Last April marked 20 years since the murder of Stephen Lawrence. The black teenager was killed on a London street by a gang of white youths in 1993. A prosecution failed for lack of evidence, and a public inquiry concluded that there were deep-set problems of institutional racism within the Metropolitan police.

On Sunday 15 September there will be another anniversary. It will be 10 years to the day since Baha Mousa was killed by British troops in Basra. Mousa was a hotel receptionist arrested with nine other Iraqi civilians in 2003 by members of 1st Battalion, the Queen’s Lancashire Regiment. Thirty-six hours later he was dead, beaten to death after being subjected to hooding, sleep deprivation, stress positions and interrogation. Much of the treatment and that of the other detainees amounted to a war crime.

Worries that British forces had lost their moral compass and were incapable of prosecuting their own were expressed by high-ranking officers and politicians. But a court martial failed to convict anyone for Baha Mousa’s death. Only after a public inquiry completed its work seven years later were the perpetrators revealed.

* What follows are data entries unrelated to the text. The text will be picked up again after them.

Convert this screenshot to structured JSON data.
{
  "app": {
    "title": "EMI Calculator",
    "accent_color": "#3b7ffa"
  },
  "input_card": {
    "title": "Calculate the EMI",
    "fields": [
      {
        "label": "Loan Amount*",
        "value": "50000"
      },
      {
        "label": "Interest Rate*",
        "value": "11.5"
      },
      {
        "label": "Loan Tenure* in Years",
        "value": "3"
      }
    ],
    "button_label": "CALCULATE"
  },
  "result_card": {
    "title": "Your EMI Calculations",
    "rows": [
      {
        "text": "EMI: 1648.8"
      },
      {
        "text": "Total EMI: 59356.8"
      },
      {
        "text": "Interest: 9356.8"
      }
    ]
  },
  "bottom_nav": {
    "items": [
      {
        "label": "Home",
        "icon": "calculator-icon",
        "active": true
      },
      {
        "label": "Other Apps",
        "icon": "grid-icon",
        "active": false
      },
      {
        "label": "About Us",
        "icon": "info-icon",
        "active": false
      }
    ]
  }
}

There are many similarities between these two killings and the official responses. But whereas some lessons have been learned from the Lawrence affair and some justice has been seen to be done – last year two men were convicted of his murder – there are few such gains in the Mousa case.

The Lawrence case caused a sea change in institutional thinking. The Independent Police Complaints Commission was established in 2004, when it was deemed essential that the police should not be left to investigate their own inadequacies and misconduct.

In the Mousa case, this year the high court considered the complaints of hundreds of Iraqis about their detention or treatment by the British army during the occupation of Basra. Baha Mousa was one of the many systemic abuse cases identified and referred to the Iraq Historic Allegations Team (Ihat) – set up by the Ministry of Defence and manned by members of the armed forces.

However, no prosecutions have followed. And despite a litany of wrongdoing identified in the Mousa public inquiry led by Sir William Gage, no one has been brought to trial. Even the high court has had to accept that it is “highly unlikely that there will be any criminal trials for those responsible”, and it lamented the likely “closing of ranks” and destruction of forensic evidence.

This also applied to many other Iraqis who died at the hands of British troops. More than 160 other deaths were revealed as causing concern, some occurring in custody, others on the street or in their homes. Not one has resulted in a successful prosecution.